Character X makes Company $10 a year
The first year Company makes $8 Creator makes $2 (ratio changes every year for 10 years)
Creator leaves the first year he works at Company.  Creator can buy Character X for $8 or Company can buy it for $30.  If neither the Creator or Company want to buy Character X then Creator makes $2 a year until creator dies.

  The system is weighted towards creative but allows the business to make money.  The creator, if they're lucky, might only be around professionally another 30-50 years.  The company has the goal of being around over the infinite horizon so they will eventually make that money back by using the character, the creator needs either the money or the character rights while they are still alive.  Of course, if you're a company man, then you eventually get all the money your character makes as a reward for sticking it out.  Finally make deals for the people or estates of the people who have already created your legacy characters.  Keep them happy too, lawsuits are bad press.  Suing people for their own hard work, no matter how logical it may seem, makes you look like a villain and nobody like to buy things from villains.
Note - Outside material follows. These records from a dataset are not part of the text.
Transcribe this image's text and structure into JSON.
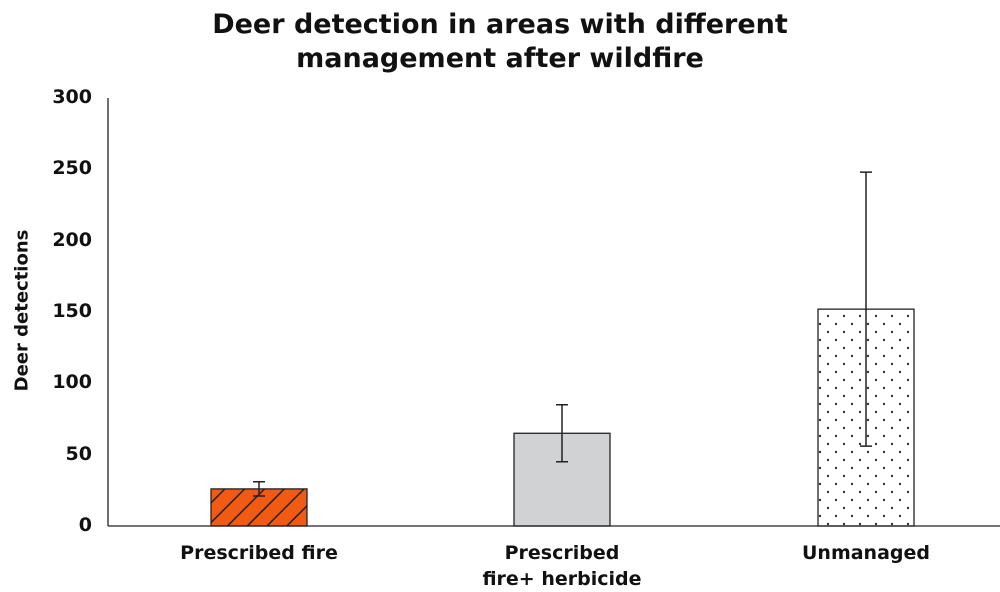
{
  "chart_data": {
    "type": "bar",
    "title": "Deer detection in areas with different\nmanagement after wildfire",
    "y_label": "Deer detections",
    "categories": [
      "Prescribed fire",
      "Prescribed\nfire+ herbicide",
      "Unmanaged"
    ],
    "values": [
      26,
      65,
      152
    ],
    "errors": [
      5,
      20,
      96
    ],
    "colors": [
      "#f05a12",
      "#d1d2d4",
      "#ffffff"
    ],
    "patterns": [
      "hatch",
      "solid",
      "dots"
    ],
    "ylim": [
      0,
      300
    ],
    "yticks": [
      0,
      50,
      100,
      150,
      200,
      250,
      300
    ],
    "grid": false
  }
}
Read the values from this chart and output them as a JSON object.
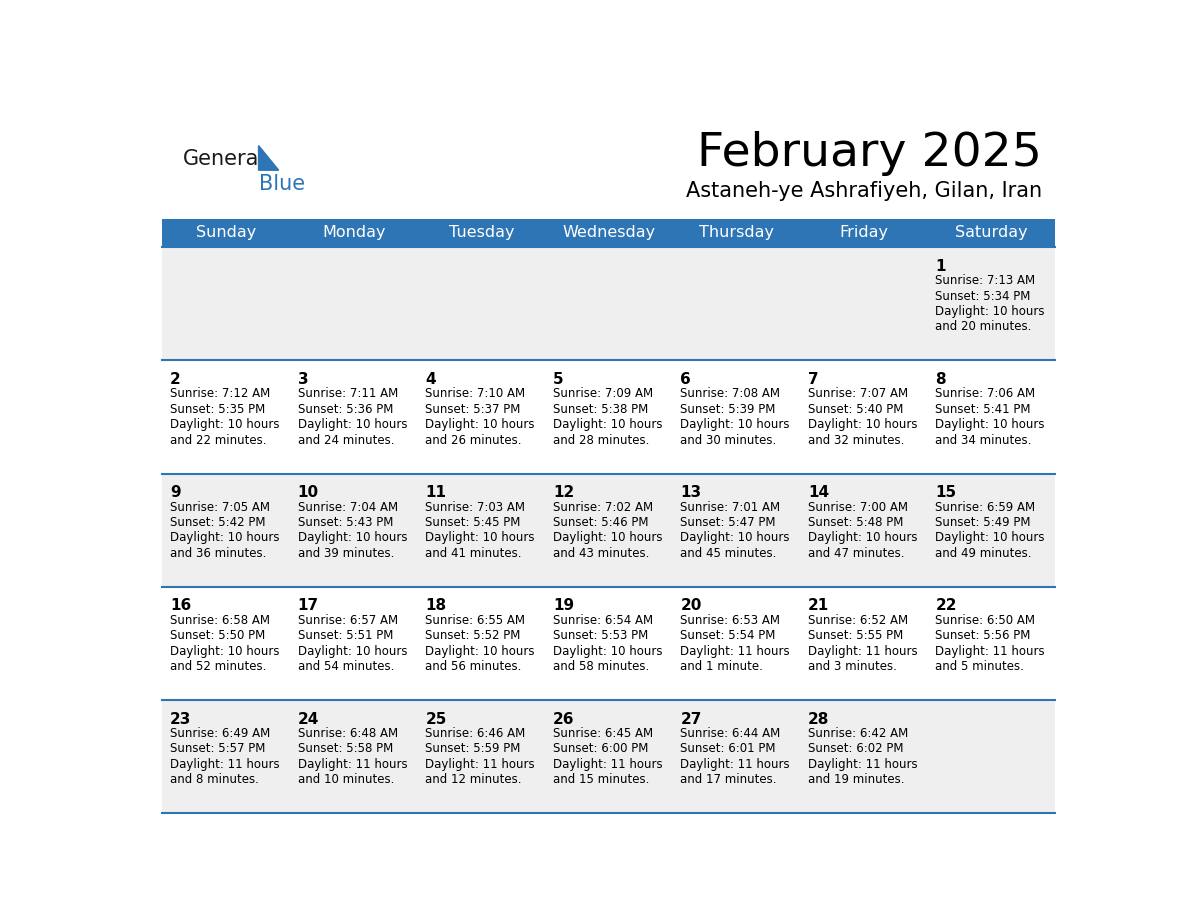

  If you want something to last forever you need to manage wear.  I learned that in watchmaking.  You can keep entropy at bay for a long, long, long time as long as you manage wear.  That includes replacing worn things or changing how a thing wears via adjustments.  The problem is you won't see a ton of money upfront managing wear.  You make more money selling people a new watch but people can only own so many watches.  It's better to pull a little bit of money here and there fixing the one watch they own rather then them buying a second watch and not able to afford repairs.  You can make the money once or you can make less money multiple times.  However with comic characters being such huge money right now even if you lost half your profit to creators and 'advertising' (such as your TV show or actors) you'd still be making pretty good money.  If you want it to last though you need to keep your audience and your creative team fresh.  You can't burn them out on title after title, event after event, thing after thing.  That's obvious just in the time since Marvel has been around.  They have already burned out Punisher, Wolverine and Deadpool in just the short time those characters have been around.  You have to let your audience cool on someone, start to miss them and then bring them back.  Avengers movies do huge numbers because you only see something like that once every 3 years.  If you put the same Avengers movie out every year people would stop seeing those as well.  You spread the characters and the genres around then bring those hands together occasionally to deliver something unique.
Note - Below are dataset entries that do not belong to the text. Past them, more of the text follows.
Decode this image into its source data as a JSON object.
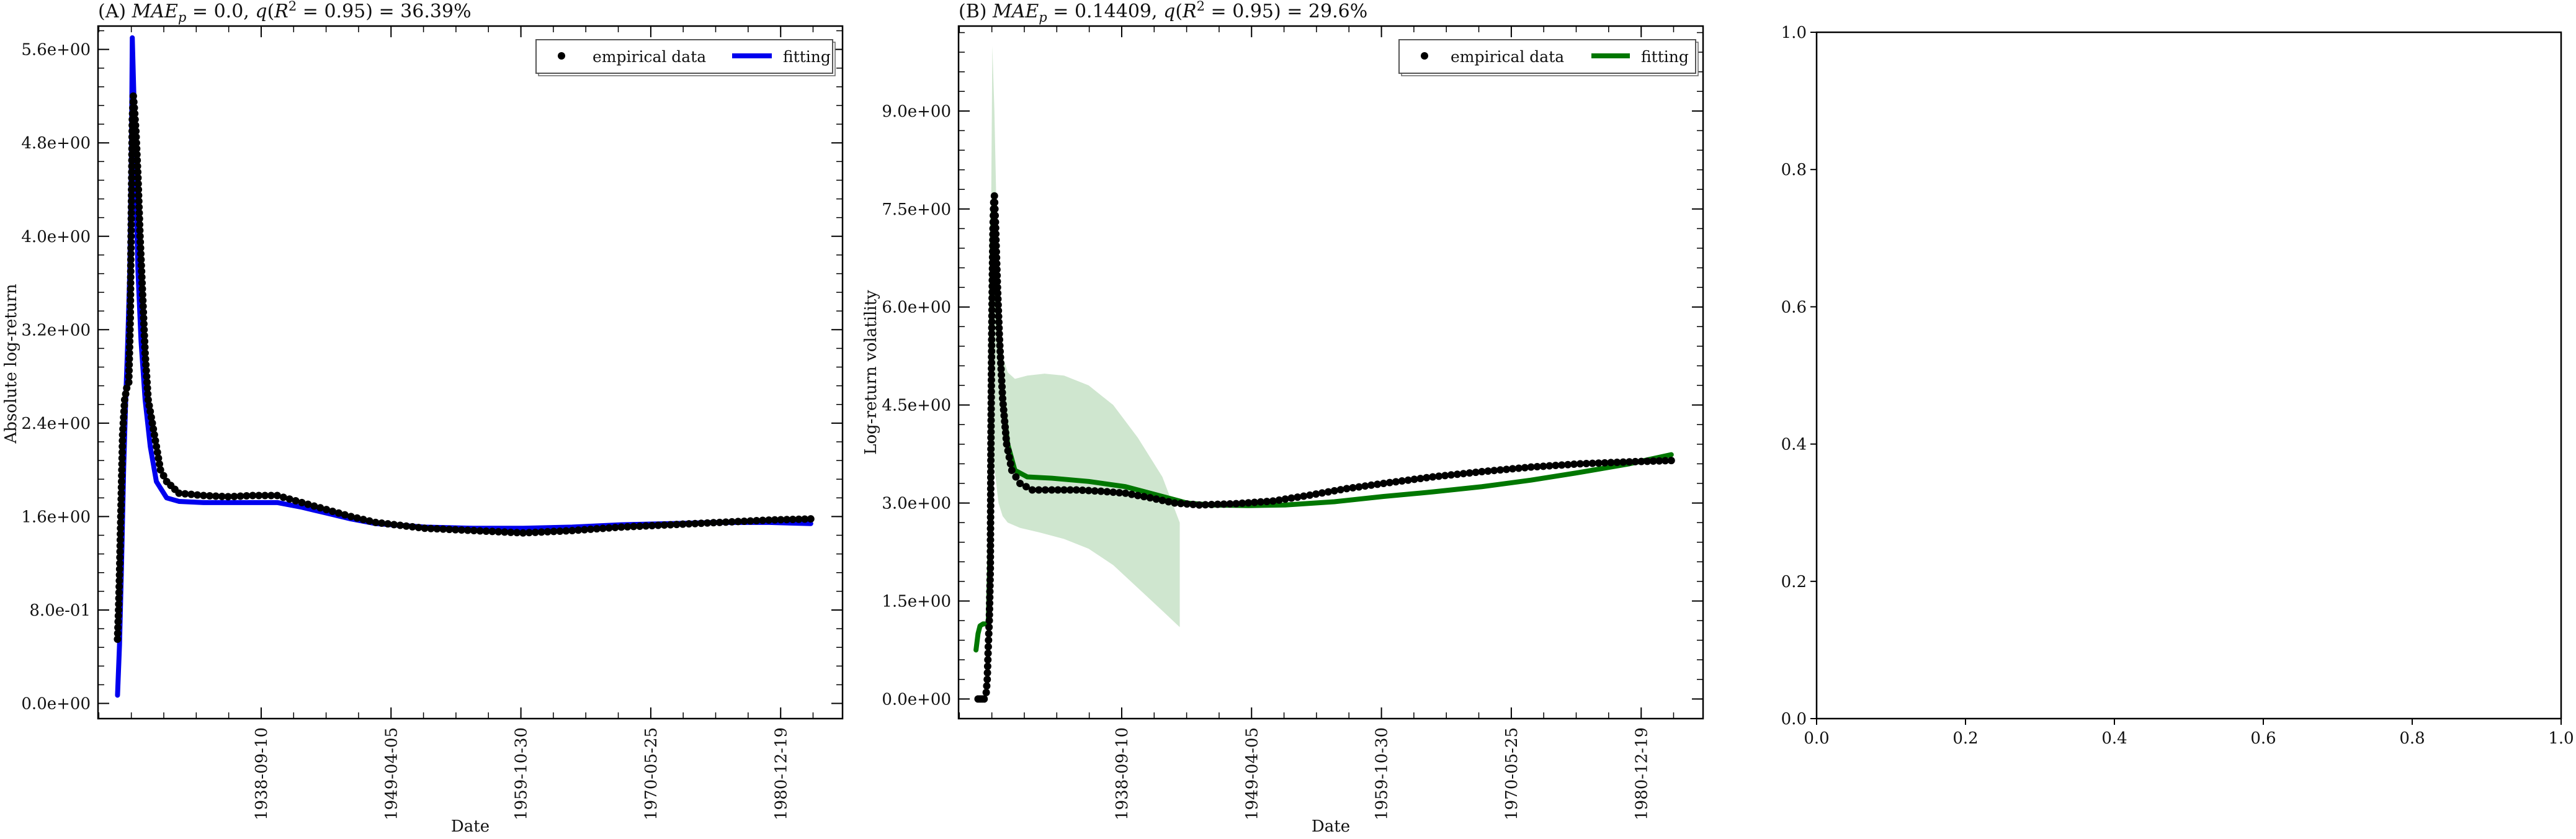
{
  "figure": {
    "background": "#ffffff",
    "panel_a_title": "(A) MAE_p = 0.0, q(R² = 0.95) = 36.39%",
    "panel_b_title": "(B) MAE_p = 0.14409, q(R² = 0.95) = 29.6%"
  },
  "chart_data": [
    {
      "type": "line",
      "title": "(A) MAE_p = 0.0, q(R² = 0.95) = 36.39%",
      "xlabel": "Date",
      "ylabel": "Absolute log-return",
      "x_ticks": [
        "1938-09-10",
        "1949-04-05",
        "1959-10-30",
        "1970-05-25",
        "1980-12-19"
      ],
      "y_ticks": [
        "0.0e+00",
        "8.0e-01",
        "1.6e+00",
        "2.4e+00",
        "3.2e+00",
        "4.0e+00",
        "4.8e+00",
        "5.6e+00"
      ],
      "ylim": [
        -0.13,
        5.8
      ],
      "xlim": [
        "1925-06-01",
        "1986-01-01"
      ],
      "grid": false,
      "legend_position": "top-right",
      "series": [
        {
          "name": "empirical data",
          "style": "scatter",
          "color": "#000000",
          "points": [
            [
              "1927-01-01",
              0.55
            ],
            [
              "1927-02-01",
              0.8
            ],
            [
              "1927-03-01",
              1.1
            ],
            [
              "1927-04-01",
              1.5
            ],
            [
              "1927-05-01",
              1.9
            ],
            [
              "1927-06-01",
              2.3
            ],
            [
              "1927-08-01",
              2.6
            ],
            [
              "1927-10-01",
              2.7
            ],
            [
              "1927-12-01",
              2.75
            ],
            [
              "1928-01-15",
              3.3
            ],
            [
              "1928-02-15",
              4.2
            ],
            [
              "1928-03-15",
              5.0
            ],
            [
              "1928-04-15",
              5.2
            ],
            [
              "1928-05-15",
              5.1
            ],
            [
              "1928-07-01",
              4.9
            ],
            [
              "1928-09-01",
              4.5
            ],
            [
              "1928-11-01",
              4.0
            ],
            [
              "1929-01-01",
              3.6
            ],
            [
              "1929-04-01",
              3.0
            ],
            [
              "1929-07-01",
              2.6
            ],
            [
              "1930-01-01",
              2.3
            ],
            [
              "1930-07-01",
              2.0
            ],
            [
              "1931-01-01",
              1.9
            ],
            [
              "1932-01-01",
              1.8
            ],
            [
              "1934-01-01",
              1.78
            ],
            [
              "1936-01-01",
              1.77
            ],
            [
              "1938-01-01",
              1.78
            ],
            [
              "1940-01-01",
              1.78
            ],
            [
              "1942-01-01",
              1.72
            ],
            [
              "1944-01-01",
              1.66
            ],
            [
              "1946-01-01",
              1.6
            ],
            [
              "1948-01-01",
              1.55
            ],
            [
              "1952-01-01",
              1.5
            ],
            [
              "1956-01-01",
              1.48
            ],
            [
              "1960-01-01",
              1.46
            ],
            [
              "1964-01-01",
              1.48
            ],
            [
              "1968-01-01",
              1.51
            ],
            [
              "1972-01-01",
              1.53
            ],
            [
              "1976-01-01",
              1.55
            ],
            [
              "1980-01-01",
              1.57
            ],
            [
              "1983-06-01",
              1.58
            ]
          ]
        },
        {
          "name": "fitting",
          "style": "line",
          "color": "#0000ee",
          "points": [
            [
              "1927-01-01",
              0.07
            ],
            [
              "1927-03-01",
              0.5
            ],
            [
              "1927-05-01",
              1.2
            ],
            [
              "1927-07-01",
              2.0
            ],
            [
              "1927-09-01",
              2.6
            ],
            [
              "1927-11-01",
              3.1
            ],
            [
              "1928-01-01",
              3.7
            ],
            [
              "1928-02-15",
              4.6
            ],
            [
              "1928-03-15",
              5.7
            ],
            [
              "1928-05-01",
              5.2
            ],
            [
              "1928-07-01",
              4.4
            ],
            [
              "1928-09-01",
              3.7
            ],
            [
              "1928-12-01",
              3.1
            ],
            [
              "1929-04-01",
              2.6
            ],
            [
              "1929-09-01",
              2.2
            ],
            [
              "1930-03-01",
              1.9
            ],
            [
              "1931-01-01",
              1.76
            ],
            [
              "1932-01-01",
              1.73
            ],
            [
              "1934-01-01",
              1.72
            ],
            [
              "1936-01-01",
              1.72
            ],
            [
              "1938-01-01",
              1.72
            ],
            [
              "1940-01-01",
              1.72
            ],
            [
              "1942-01-01",
              1.68
            ],
            [
              "1944-01-01",
              1.63
            ],
            [
              "1946-01-01",
              1.58
            ],
            [
              "1948-01-01",
              1.54
            ],
            [
              "1952-01-01",
              1.51
            ],
            [
              "1956-01-01",
              1.5
            ],
            [
              "1960-01-01",
              1.5
            ],
            [
              "1964-01-01",
              1.51
            ],
            [
              "1968-01-01",
              1.53
            ],
            [
              "1972-01-01",
              1.54
            ],
            [
              "1976-01-01",
              1.55
            ],
            [
              "1980-01-01",
              1.55
            ],
            [
              "1983-06-01",
              1.54
            ]
          ]
        }
      ]
    },
    {
      "type": "line",
      "title": "(B) MAE_p = 0.14409, q(R² = 0.95) = 29.6%",
      "xlabel": "Date",
      "ylabel": "Log-return volatility",
      "x_ticks": [
        "1938-09-10",
        "1949-04-05",
        "1959-10-30",
        "1970-05-25",
        "1980-12-19"
      ],
      "y_ticks": [
        "0.0e+00",
        "1.5e+00",
        "3.0e+00",
        "4.5e+00",
        "6.0e+00",
        "7.5e+00",
        "9.0e+00"
      ],
      "ylim": [
        -0.3,
        10.3
      ],
      "xlim": [
        "1925-06-01",
        "1986-01-01"
      ],
      "grid": false,
      "legend_position": "top-right",
      "series": [
        {
          "name": "empirical data",
          "style": "scatter",
          "color": "#000000",
          "points": [
            [
              "1927-01-01",
              0.0
            ],
            [
              "1927-03-01",
              0.0
            ],
            [
              "1927-05-01",
              0.0
            ],
            [
              "1927-07-01",
              0.0
            ],
            [
              "1927-09-01",
              0.1
            ],
            [
              "1927-10-01",
              0.3
            ],
            [
              "1927-11-01",
              0.8
            ],
            [
              "1927-12-01",
              1.2
            ],
            [
              "1928-01-01",
              2.0
            ],
            [
              "1928-01-20",
              4.0
            ],
            [
              "1928-02-10",
              5.5
            ],
            [
              "1928-03-01",
              6.5
            ],
            [
              "1928-03-20",
              7.2
            ],
            [
              "1928-04-10",
              7.6
            ],
            [
              "1928-05-01",
              7.7
            ],
            [
              "1928-06-01",
              7.3
            ],
            [
              "1928-08-01",
              6.3
            ],
            [
              "1928-10-01",
              5.5
            ],
            [
              "1929-01-01",
              4.6
            ],
            [
              "1929-05-01",
              3.9
            ],
            [
              "1929-10-01",
              3.5
            ],
            [
              "1930-06-01",
              3.3
            ],
            [
              "1931-06-01",
              3.2
            ],
            [
              "1933-01-01",
              3.2
            ],
            [
              "1935-01-01",
              3.2
            ],
            [
              "1937-01-01",
              3.18
            ],
            [
              "1939-01-01",
              3.15
            ],
            [
              "1941-01-01",
              3.08
            ],
            [
              "1943-01-01",
              3.0
            ],
            [
              "1945-01-01",
              2.97
            ],
            [
              "1948-01-01",
              2.99
            ],
            [
              "1951-01-01",
              3.03
            ],
            [
              "1954-01-01",
              3.12
            ],
            [
              "1957-01-01",
              3.22
            ],
            [
              "1960-01-01",
              3.3
            ],
            [
              "1964-01-01",
              3.4
            ],
            [
              "1968-01-01",
              3.48
            ],
            [
              "1972-01-01",
              3.55
            ],
            [
              "1976-01-01",
              3.6
            ],
            [
              "1980-01-01",
              3.63
            ],
            [
              "1983-06-01",
              3.65
            ]
          ]
        },
        {
          "name": "fitting",
          "style": "line",
          "color": "#007700",
          "points": [
            [
              "1926-11-01",
              0.75
            ],
            [
              "1927-01-01",
              1.0
            ],
            [
              "1927-03-01",
              1.12
            ],
            [
              "1927-06-01",
              1.15
            ],
            [
              "1927-09-01",
              1.15
            ],
            [
              "1927-11-01",
              1.15
            ],
            [
              "1928-01-01",
              2.5
            ],
            [
              "1928-02-01",
              5.5
            ],
            [
              "1928-03-01",
              7.0
            ],
            [
              "1928-04-01",
              7.5
            ],
            [
              "1928-05-01",
              7.6
            ],
            [
              "1928-07-01",
              6.6
            ],
            [
              "1928-09-01",
              5.8
            ],
            [
              "1929-01-01",
              4.6
            ],
            [
              "1929-06-01",
              3.9
            ],
            [
              "1930-01-01",
              3.5
            ],
            [
              "1931-01-01",
              3.4
            ],
            [
              "1933-01-01",
              3.38
            ],
            [
              "1936-01-01",
              3.33
            ],
            [
              "1939-01-01",
              3.25
            ],
            [
              "1942-01-01",
              3.1
            ],
            [
              "1944-01-01",
              3.0
            ],
            [
              "1946-01-01",
              2.97
            ],
            [
              "1949-01-01",
              2.96
            ],
            [
              "1952-01-01",
              2.97
            ],
            [
              "1956-01-01",
              3.02
            ],
            [
              "1960-01-01",
              3.1
            ],
            [
              "1964-01-01",
              3.17
            ],
            [
              "1968-01-01",
              3.25
            ],
            [
              "1972-01-01",
              3.35
            ],
            [
              "1976-01-01",
              3.47
            ],
            [
              "1980-01-01",
              3.6
            ],
            [
              "1983-06-01",
              3.74
            ]
          ]
        },
        {
          "name": "",
          "style": "band",
          "color": "#cfe6cf",
          "upper": [
            [
              "1928-01-01",
              6.0
            ],
            [
              "1928-02-01",
              8.0
            ],
            [
              "1928-03-01",
              10.0
            ],
            [
              "1928-05-01",
              9.0
            ],
            [
              "1928-07-01",
              7.5
            ],
            [
              "1928-10-01",
              6.0
            ],
            [
              "1929-02-01",
              5.2
            ],
            [
              "1929-06-01",
              5.0
            ],
            [
              "1930-01-01",
              4.9
            ],
            [
              "1931-01-01",
              4.95
            ],
            [
              "1932-06-01",
              4.98
            ],
            [
              "1934-01-01",
              4.95
            ],
            [
              "1936-01-01",
              4.8
            ],
            [
              "1938-01-01",
              4.5
            ],
            [
              "1940-01-01",
              4.0
            ],
            [
              "1942-01-01",
              3.4
            ],
            [
              "1943-06-01",
              2.7
            ]
          ],
          "lower": [
            [
              "1928-01-01",
              3.6
            ],
            [
              "1928-03-01",
              3.8
            ],
            [
              "1928-06-01",
              3.4
            ],
            [
              "1928-09-01",
              3.0
            ],
            [
              "1929-01-01",
              2.8
            ],
            [
              "1929-06-01",
              2.7
            ],
            [
              "1930-06-01",
              2.62
            ],
            [
              "1932-01-01",
              2.55
            ],
            [
              "1934-01-01",
              2.45
            ],
            [
              "1936-01-01",
              2.3
            ],
            [
              "1938-01-01",
              2.05
            ],
            [
              "1940-01-01",
              1.7
            ],
            [
              "1942-01-01",
              1.35
            ],
            [
              "1943-06-01",
              1.1
            ]
          ]
        }
      ]
    },
    {
      "type": "line",
      "title": "",
      "xlabel": "",
      "ylabel": "",
      "x_ticks": [
        "0.0",
        "0.2",
        "0.4",
        "0.6",
        "0.8",
        "1.0"
      ],
      "y_ticks": [
        "0.0",
        "0.2",
        "0.4",
        "0.6",
        "0.8",
        "1.0"
      ],
      "xlim": [
        0,
        1
      ],
      "ylim": [
        0,
        1
      ],
      "series": []
    }
  ]
}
  The way they've divided up the movies into 'Phases' is good, each Phase a story arc possibly every 3 phases building up a major 2 part movie that ties the set together.  That's good, that's a plan and it leads to better movies than "People like this character, make character movie!" followed by "People don't like character, cease character movie!" which is then followed by "People like character again, restart character movie!" and you end up like Spider-Man with 3 reboots in 10 years or Batman with a reboot 3 years after the last movie in your reboot.  That's ridiculous and if I have to see either origin story again I'm going to put a gun in my mouth.